Semantic Kernel supports streaming with Orq.ai:
from openai import AsyncOpenAI
from semantic_kernel import Kernel
from semantic_kernel.connectors.ai.open_ai import (
    OpenAIChatCompletion,
    OpenAIChatPromptExecutionSettings
)
from semantic_kernel.contents import ChatHistory
import asyncio
import os

async def main():
    client = AsyncOpenAI(
        api_key=os.getenv("ORQ_API_KEY"),
        base_url="https://api.orq.ai/v2/router"
    )

    kernel = Kernel()
    chat_service = OpenAIChatCompletion(
        ai_model_id="gpt-4o",
        async_client=client
    )
    kernel.add_service(chat_service)

    settings = OpenAIChatPromptExecutionSettings(
        max_tokens=2000,
        temperature=0.7
    )

    history = ChatHistory()
    history.add_user_message("Write a short story about AI")

    # Stream response
    async for message in chat_service.get_streaming_chat_message_content(
        chat_history=history,
        settings=settings,
        kernel=kernel
    ):
        print(message.content, end="", flush=True)

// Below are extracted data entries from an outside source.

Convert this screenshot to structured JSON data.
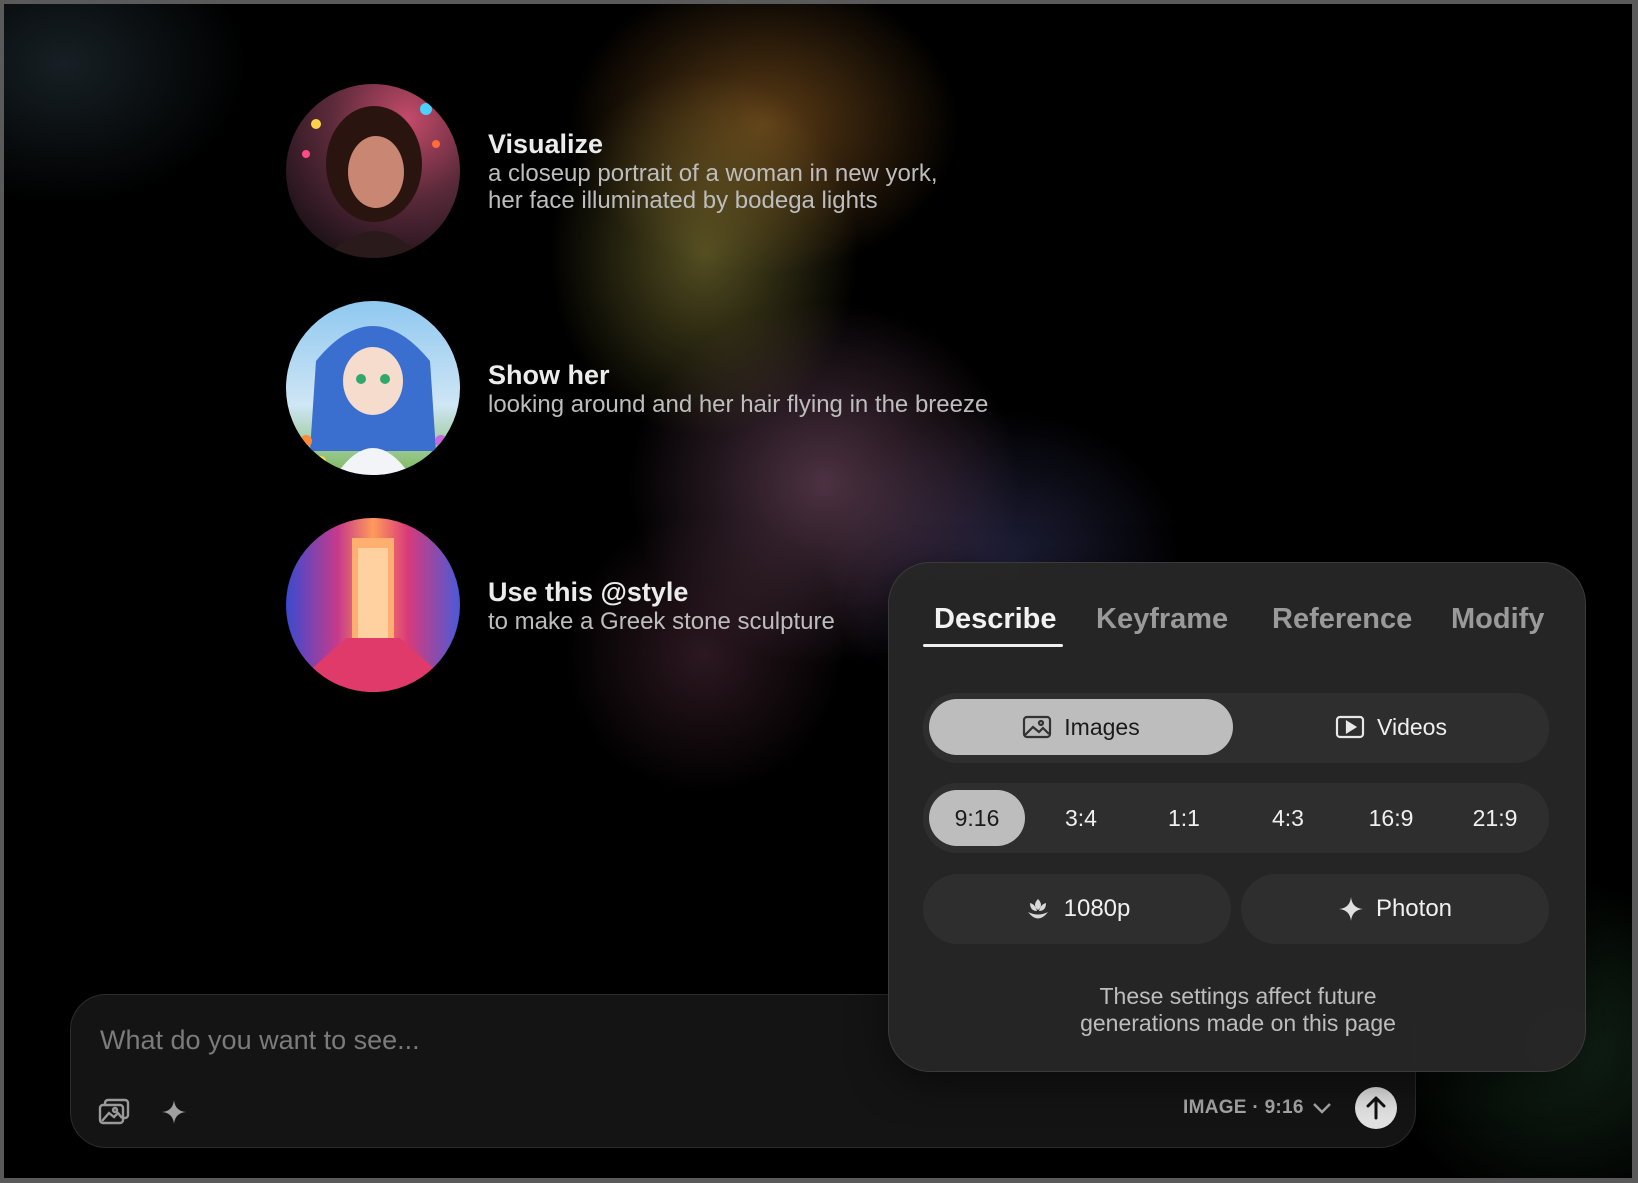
{
  "prompts": [
    {
      "title": "Visualize",
      "line1": "a closeup portrait of a woman in new york,",
      "line2": "her face illuminated by bodega lights"
    },
    {
      "title": "Show her",
      "line1": "looking around and her hair flying in the breeze"
    },
    {
      "title": "Use this @style",
      "line1": "to make a Greek stone sculpture"
    }
  ],
  "composer": {
    "placeholder": "What do you want to see...",
    "mode_label": "IMAGE · 9:16"
  },
  "panel": {
    "tabs": [
      "Describe",
      "Keyframe",
      "Reference",
      "Modify"
    ],
    "active_tab": "Describe",
    "media": {
      "images": "Images",
      "videos": "Videos",
      "selected": "Images"
    },
    "ratios": [
      "9:16",
      "3:4",
      "1:1",
      "4:3",
      "16:9",
      "21:9"
    ],
    "selected_ratio": "9:16",
    "resolution": "1080p",
    "model": "Photon",
    "note_line1": "These settings affect future",
    "note_line2": "generations made on this page"
  },
  "icons": [
    "image-upload-icon",
    "sparkle-icon",
    "chevron-down-icon",
    "arrow-up-icon",
    "image-icon",
    "video-icon",
    "flower-icon",
    "sparkle-icon"
  ],
  "colors": {
    "background": "#000000",
    "panel": "#262626",
    "selected_pill": "#bdbdbd",
    "send_button": "#e2e2e2"
  }
}
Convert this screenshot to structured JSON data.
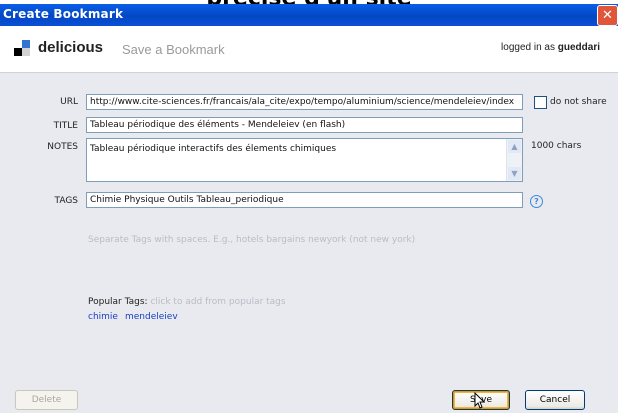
{
  "background_caption": "précise d'un site",
  "window": {
    "title": "Create Bookmark",
    "close_glyph": "✕"
  },
  "header": {
    "brand": "delicious",
    "subtitle": "Save a Bookmark",
    "logged_prefix": "logged in as",
    "username": "gueddari",
    "logo_colors": [
      "#3274d1",
      "#000000",
      "#d3d2d2",
      "#ffffff"
    ]
  },
  "form": {
    "url_label": "URL",
    "url_value": "http://www.cite-sciences.fr/francais/ala_cite/expo/tempo/aluminium/science/mendeleiev/index",
    "do_not_share_label": "do not share",
    "title_label": "TITLE",
    "title_value": "Tableau périodique des éléments - Mendeleiev (en flash)",
    "notes_label": "NOTES",
    "notes_value": "Tableau périodique interactifs des élements chimiques",
    "chars_label": "1000 chars",
    "tags_label": "TAGS",
    "tags_value": "Chimie Physique Outils Tableau_periodique",
    "help_glyph": "?",
    "tags_hint": "Separate Tags with spaces. E.g., hotels bargains newyork (not new york)"
  },
  "popular": {
    "label": "Popular Tags:",
    "hint": "click to add from popular tags",
    "tags": [
      "chimie",
      "mendeleiev"
    ]
  },
  "buttons": {
    "delete": "Delete",
    "save": "Save",
    "cancel": "Cancel"
  },
  "icons": [
    "close-icon",
    "delicious-logo-icon",
    "help-icon",
    "scroll-up-icon",
    "scroll-down-icon",
    "mouse-cursor-icon"
  ]
}
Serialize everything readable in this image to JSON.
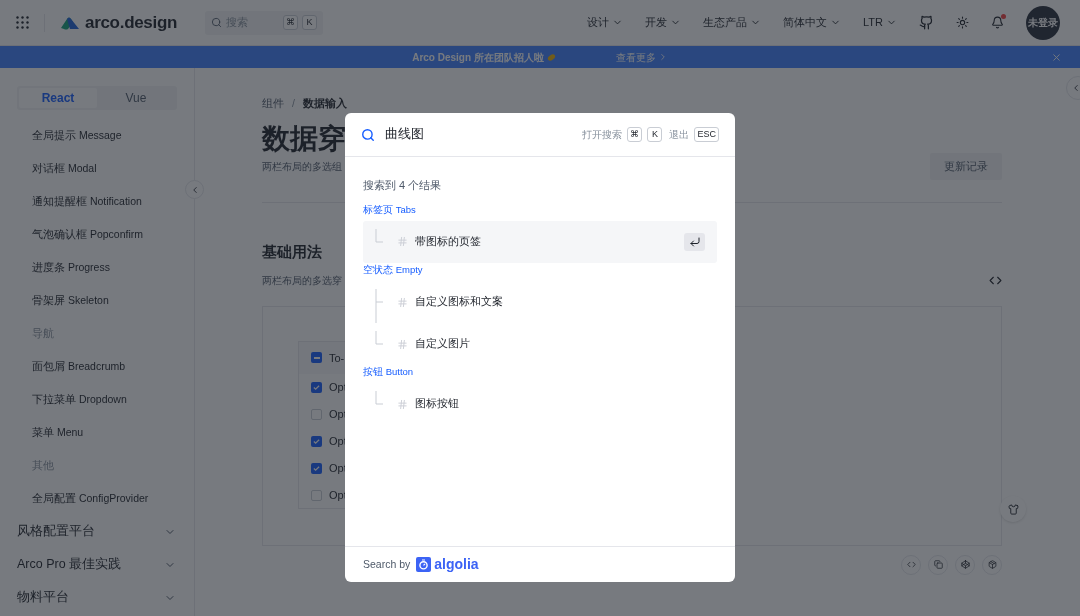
{
  "header": {
    "logo": "arco.design",
    "search": {
      "placeholder": "搜索",
      "keys": [
        "⌘",
        "K"
      ]
    },
    "nav": [
      {
        "label": "设计"
      },
      {
        "label": "开发"
      },
      {
        "label": "生态产品"
      },
      {
        "label": "简体中文"
      },
      {
        "label": "LTR"
      }
    ],
    "has_unread": true,
    "avatar": "未登录"
  },
  "banner": {
    "text": "Arco Design 所在团队招人啦",
    "link": "查看更多"
  },
  "sidebar": {
    "tabs": [
      {
        "label": "React",
        "selected": true
      },
      {
        "label": "Vue",
        "selected": false
      }
    ],
    "items": [
      {
        "kind": "item",
        "label": "全局提示 Message"
      },
      {
        "kind": "item",
        "label": "对话框 Modal"
      },
      {
        "kind": "item",
        "label": "通知提醒框 Notification"
      },
      {
        "kind": "item",
        "label": "气泡确认框 Popconfirm"
      },
      {
        "kind": "item",
        "label": "进度条 Progress"
      },
      {
        "kind": "item",
        "label": "骨架屏 Skeleton"
      },
      {
        "kind": "group",
        "label": "导航"
      },
      {
        "kind": "item",
        "label": "面包屑 Breadcrumb"
      },
      {
        "kind": "item",
        "label": "下拉菜单 Dropdown"
      },
      {
        "kind": "item",
        "label": "菜单 Menu"
      },
      {
        "kind": "group",
        "label": "其他"
      },
      {
        "kind": "item",
        "label": "全局配置 ConfigProvider"
      },
      {
        "kind": "section",
        "label": "风格配置平台"
      },
      {
        "kind": "section",
        "label": "Arco Pro 最佳实践"
      },
      {
        "kind": "section",
        "label": "物料平台"
      }
    ]
  },
  "content": {
    "breadcrumb": {
      "items": [
        "组件",
        "数据输入"
      ],
      "separator": "/"
    },
    "title": "数据穿",
    "subtitle": "两栏布局的多选组",
    "changelog_button": "更新记录",
    "section_title": "基础用法",
    "section_desc": "两栏布局的多选穿",
    "transfer": {
      "header": {
        "label": "To-",
        "indeterminate": true
      },
      "options": [
        {
          "label": "Opt",
          "checked": true
        },
        {
          "label": "Opt",
          "checked": false
        },
        {
          "label": "Opt",
          "checked": true
        },
        {
          "label": "Opt",
          "checked": true
        },
        {
          "label": "Opt",
          "checked": false
        }
      ]
    }
  },
  "search_modal": {
    "query": "曲线图",
    "hints": [
      {
        "label": "打开搜索",
        "keys": [
          "⌘",
          "K"
        ]
      },
      {
        "label": "退出",
        "keys": [
          "ESC"
        ]
      }
    ],
    "count": "搜索到 4 个结果",
    "groups": [
      {
        "title": "标签页 Tabs",
        "items": [
          {
            "label": "带图标的页签",
            "selected": true
          }
        ]
      },
      {
        "title": "空状态 Empty",
        "items": [
          {
            "label": "自定义图标和文案",
            "selected": false
          },
          {
            "label": "自定义图片",
            "selected": false
          }
        ]
      },
      {
        "title": "按钮 Button",
        "items": [
          {
            "label": "图标按钮",
            "selected": false
          }
        ]
      }
    ],
    "footer": {
      "label": "Search by",
      "brand": "algolia"
    }
  }
}
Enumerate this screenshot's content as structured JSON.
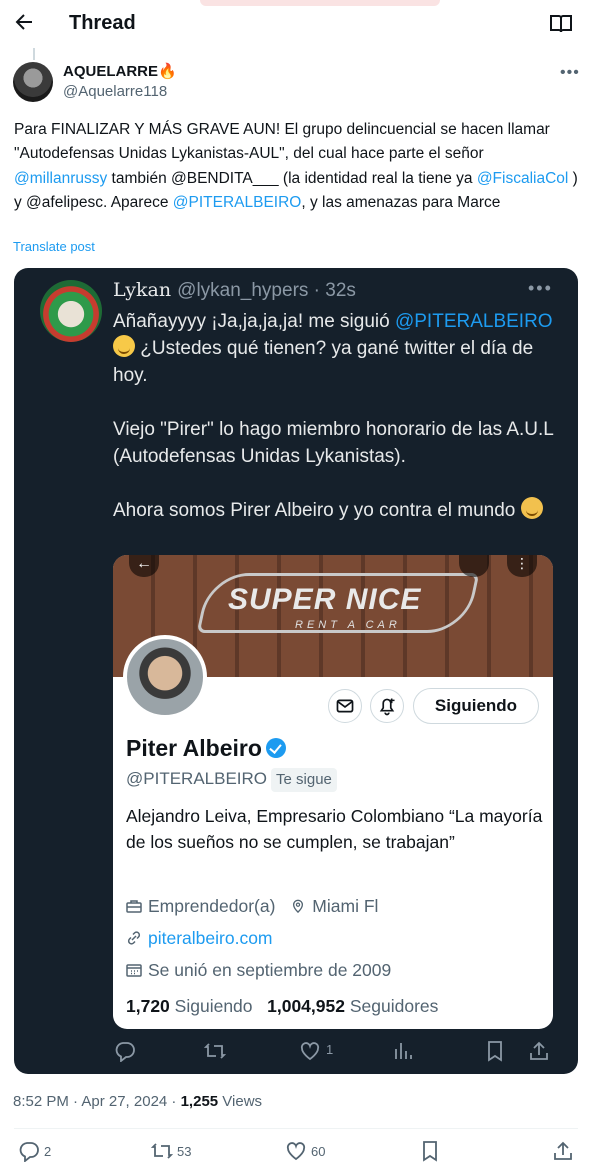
{
  "header": {
    "title": "Thread"
  },
  "post": {
    "author_name": "AQUELARRE🔥",
    "author_handle": "@Aquelarre118",
    "text_parts": [
      "Para FINALIZAR Y MÁS GRAVE AUN! El grupo delincuencial se hacen llamar \"Autodefensas Unidas Lykanistas-AUL\", del cual hace parte el señor ",
      "@millanrussy",
      " también @BENDITA___ (la identidad real la tiene ya ",
      "@FiscaliaCol",
      " ) y @afelipesc. Aparece ",
      "@PITERALBEIRO",
      ", y las amenazas para Marce"
    ],
    "translate": "Translate post",
    "time": "8:52 PM · Apr 27, 2024 · ",
    "views_count": "1,255",
    "views_label": " Views",
    "replies": "2",
    "reposts": "53",
    "likes": "60"
  },
  "embed": {
    "name": "Lykan",
    "handle": "@lykan_hypers · 32s",
    "line1": "Añañayyyy ¡Ja,ja,ja,ja! me siguió",
    "mention": "@PITERALBEIRO",
    "line2": " ¿Ustedes qué tienen? ya gané twitter el día de hoy.",
    "para2": "Viejo \"Pirer\" lo hago miembro honorario de las A.U.L (Autodefensas Unidas Lykanistas).",
    "para3": "Ahora somos Pirer Albeiro y yo contra el mundo",
    "likes": "1",
    "card": {
      "banner_text": "SUPER NICE",
      "banner_sub": "RENT A CAR",
      "follow_label": "Siguiendo",
      "name": "Piter Albeiro",
      "handle": "@PITERALBEIRO",
      "follows_you": "Te sigue",
      "bio": "Alejandro Leiva, Empresario Colombiano “La mayoría de los sueños no se cumplen, se trabajan”",
      "job": "Emprendedor(a)",
      "location": "Miami Fl",
      "website": "piteralbeiro.com",
      "joined": "Se unió en septiembre de 2009",
      "following_count": "1,720",
      "following_label": "Siguiendo",
      "followers_count": "1,004,952",
      "followers_label": "Seguidores"
    }
  }
}
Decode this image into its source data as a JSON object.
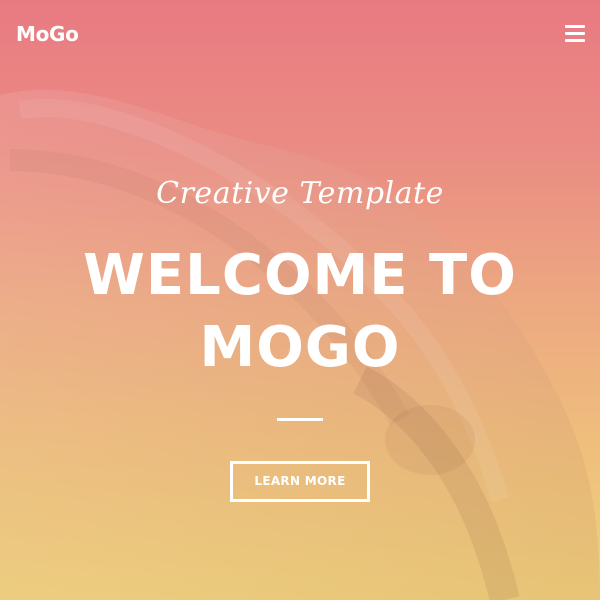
{
  "header": {
    "logo": "MoGo",
    "menu_icon": "hamburger-menu-icon"
  },
  "hero": {
    "subtitle": "Creative Template",
    "title_line1": "WELCOME TO",
    "title_line2": "MOGO",
    "button_label": "LEARN MORE",
    "background_image": "eagle-wings-photo"
  },
  "colors": {
    "gradient_top": "#e97a82",
    "gradient_bottom": "#f1d27c",
    "text": "#ffffff"
  }
}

if __name__ == "__main__":
    asyncio.run(main())

Observability & Monitoring

All Semantic Kernel interactions routed through Orq.ai are automatically tracked and available in the AI Studio:
  • Request Traces: View complete conversation flows and function calls
  • Plugin Usage: Monitor which plugins are being invoked and their success rates
  • Performance Metrics: Track latency, token usage, and completion rates
  • Cost Analysis: Understand spending patterns across models and providers
Visit your AI Studio to view real-time analytics and traces.